[f. prec.] To enter or record in a chronicle.
a. 1440. Sir Eglam., 1339. In Rome thys geste cronyculd ys.
c. 1485. Digby Myst. (1882), III. 1329. I wyll have cronekyllyd þe ȝer and þe reynne.
1581. Mulcaster, Positions, xxxviii. (1887), 171. I beleeue that which is cronicled of them.
1798. Southey, Occas. Pieces, xi. Whose obscurer name No proud historians page will chronicle.
1881. J. Russell, Haigs, Introd. 9. We do not write the history of a nation when we have chronicled its battles and tabulated its kings.
b. gen. To put on record, to register.
1460. Pol. Rel. & L. Poems (1866), 16. Now shall oure treson be cornicled for evar.
1591. Shaks., Two Gent., I. i. 41. He that is so yoked by a foole, Me thinkes should not be chronicled for wise. Ibid. (1604), Oth., II. i. 161. To suckle Fooles, and chronicle small Beere.
1781. Cowper, Lett., 6 Oct. There is nothing agreeable in being chronicled for a dunce.
1866. Liddon, Bampt. Lect., viii. (1875), 489. Christs victory is chronicled in the conventional standard of modern society.
Hence Chronicled ppl. a.; Chronicling vbl. sb. and ppl. a.
1826. Scott, Woodst., iii. She shall have chronicled example for it.

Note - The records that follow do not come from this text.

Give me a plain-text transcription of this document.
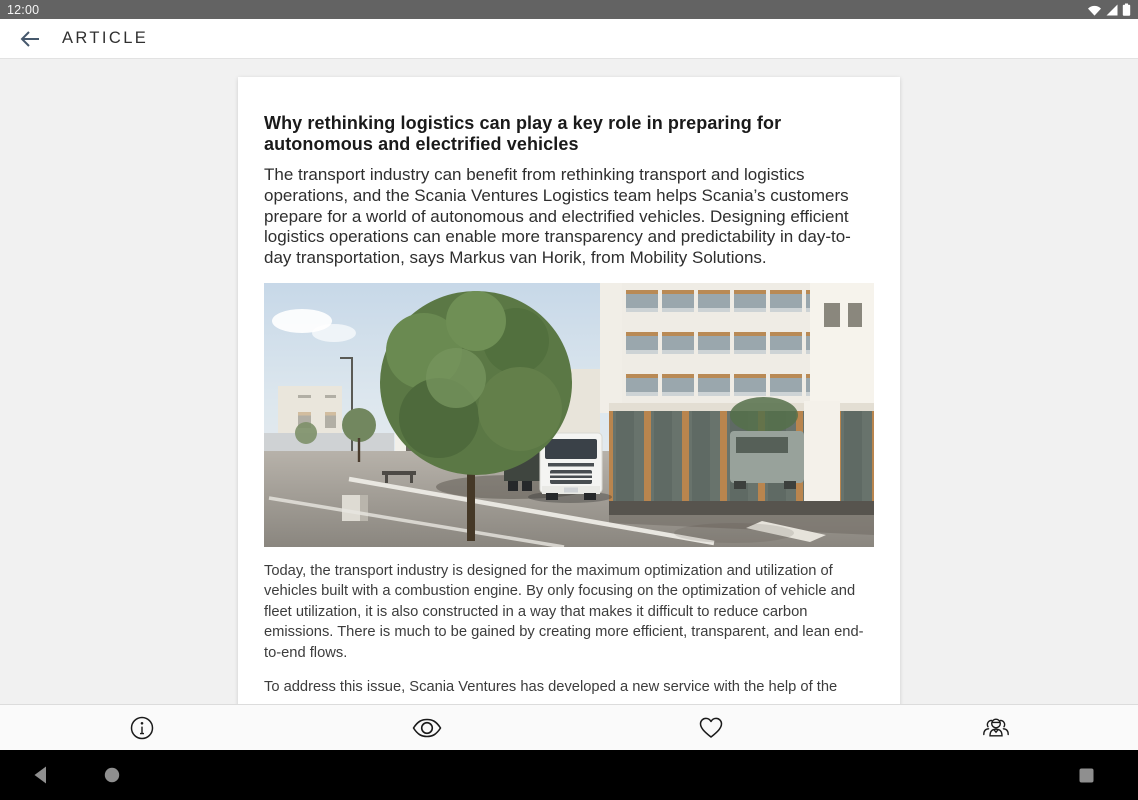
12:00
ARTICLE
Why rethinking logistics can play a key role in preparing for autonomous and electrified vehicles

The transport industry can benefit from rethinking transport and logistics operations, and the Scania Ventures Logistics team helps Scania’s customers prepare for a world of autonomous and electrified vehicles. Designing efficient logistics operations can enable more transparency and predictability in day-to-day transportation, says Markus van Horik, from Mobility Solutions.

Today, the transport industry is designed for the maximum optimization and utilization of vehicles built with a combustion engine. By only focusing on the optimization of vehicle and fleet utilization, it is also constructed in a way that makes it difficult to reduce carbon emissions. There is much to be gained by creating more efficient, transparent, and lean end-to-end flows.

To address this issue, Scania Ventures has developed a new service with the help of the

1851. D. Wilson, Preh. Ann. (1863), II. IV. i. 168. Genealogical chroniclings of earlier periods.
1862. D. Wilson, Preh. Man, i. (1865), 8. Chronicled memorials of an older native civilisation.
1885. Athenæum, 24 Oct., 529/1. There is quite enough candid chronicling and sharp criticism in these volumes.